There he is, Tiny Tina thinks. The miserable sod. Time to get him out of here before it’s too late.
Tina approaches. “Mr. Oden,” she pronounces clearly upwards. “Mr. Gregg Oden.”
Gregg looks down, spots her. “I’m Gregg Oden. I drink…”
“Yes, yes,” Tina interrupts, hands still on hips. “Is that all you have to wear out of here?”
“I have some watercolors. Would you like to see?”
“Can you *wear* watercolors out of here?” Tiny Tina chirps acidly, making Gregg pause. She blows out a minuscule puff of air. “This will have to do, then. Get up. No time to lose.”

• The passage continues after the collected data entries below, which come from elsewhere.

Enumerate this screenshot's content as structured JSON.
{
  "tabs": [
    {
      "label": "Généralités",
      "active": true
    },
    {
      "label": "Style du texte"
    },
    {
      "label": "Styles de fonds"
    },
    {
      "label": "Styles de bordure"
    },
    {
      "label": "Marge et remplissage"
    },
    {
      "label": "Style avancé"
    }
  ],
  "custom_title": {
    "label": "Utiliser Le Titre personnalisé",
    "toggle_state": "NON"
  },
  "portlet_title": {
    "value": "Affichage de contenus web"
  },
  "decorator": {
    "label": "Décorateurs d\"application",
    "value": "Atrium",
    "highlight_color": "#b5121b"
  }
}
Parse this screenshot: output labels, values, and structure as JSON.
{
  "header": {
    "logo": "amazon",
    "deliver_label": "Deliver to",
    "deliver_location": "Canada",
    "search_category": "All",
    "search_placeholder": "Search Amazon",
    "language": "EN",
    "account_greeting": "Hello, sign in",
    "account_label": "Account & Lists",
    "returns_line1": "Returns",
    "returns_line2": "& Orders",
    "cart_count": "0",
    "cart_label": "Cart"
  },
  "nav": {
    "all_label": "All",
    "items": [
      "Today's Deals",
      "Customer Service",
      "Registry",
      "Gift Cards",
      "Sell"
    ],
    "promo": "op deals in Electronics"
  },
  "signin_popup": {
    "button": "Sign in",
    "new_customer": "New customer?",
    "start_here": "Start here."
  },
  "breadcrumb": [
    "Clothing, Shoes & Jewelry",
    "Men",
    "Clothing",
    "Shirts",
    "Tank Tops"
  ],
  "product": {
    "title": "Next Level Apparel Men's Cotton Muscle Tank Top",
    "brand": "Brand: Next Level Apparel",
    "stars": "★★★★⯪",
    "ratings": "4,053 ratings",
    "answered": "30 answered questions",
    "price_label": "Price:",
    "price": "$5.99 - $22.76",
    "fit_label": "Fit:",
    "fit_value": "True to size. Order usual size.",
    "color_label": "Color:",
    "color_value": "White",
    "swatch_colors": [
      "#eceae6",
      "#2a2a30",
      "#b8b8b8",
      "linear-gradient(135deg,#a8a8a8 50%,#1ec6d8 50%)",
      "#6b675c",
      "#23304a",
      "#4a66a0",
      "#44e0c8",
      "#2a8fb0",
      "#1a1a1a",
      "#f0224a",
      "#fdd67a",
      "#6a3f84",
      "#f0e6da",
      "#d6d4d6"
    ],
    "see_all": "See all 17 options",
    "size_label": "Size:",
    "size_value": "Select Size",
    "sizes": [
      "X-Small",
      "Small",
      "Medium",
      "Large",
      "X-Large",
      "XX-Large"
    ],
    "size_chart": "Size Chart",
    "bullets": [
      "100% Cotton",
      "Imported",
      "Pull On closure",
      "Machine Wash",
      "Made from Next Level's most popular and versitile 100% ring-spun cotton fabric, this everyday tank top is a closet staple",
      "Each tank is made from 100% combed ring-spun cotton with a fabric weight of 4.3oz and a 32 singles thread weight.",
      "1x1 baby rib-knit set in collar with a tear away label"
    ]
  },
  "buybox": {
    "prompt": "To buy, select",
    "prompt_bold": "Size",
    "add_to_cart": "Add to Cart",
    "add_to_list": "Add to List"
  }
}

“I’m Gregg Oden?” he says while rising off the jail bed.
“That remains to be determined. But we have to get you out of here. If they found out what you *really* were there would be tests after tests. And we don’t want that.”
She sprints across the floor and back to the open door of the cell. Gregg takes steps to follow. “You’ll have to move faster than that, Mr. Oden,” she shouts upwards and forwards while waiting. “Burt’s on a coffee break. He always takes a coffee break at 3:45am sharp. He always returns at 4:00am sharp. So *move*.”
“Too late,” Tina whispers as loud as she could, peering down from over the top of the stairs. “We’ll have to kill him.”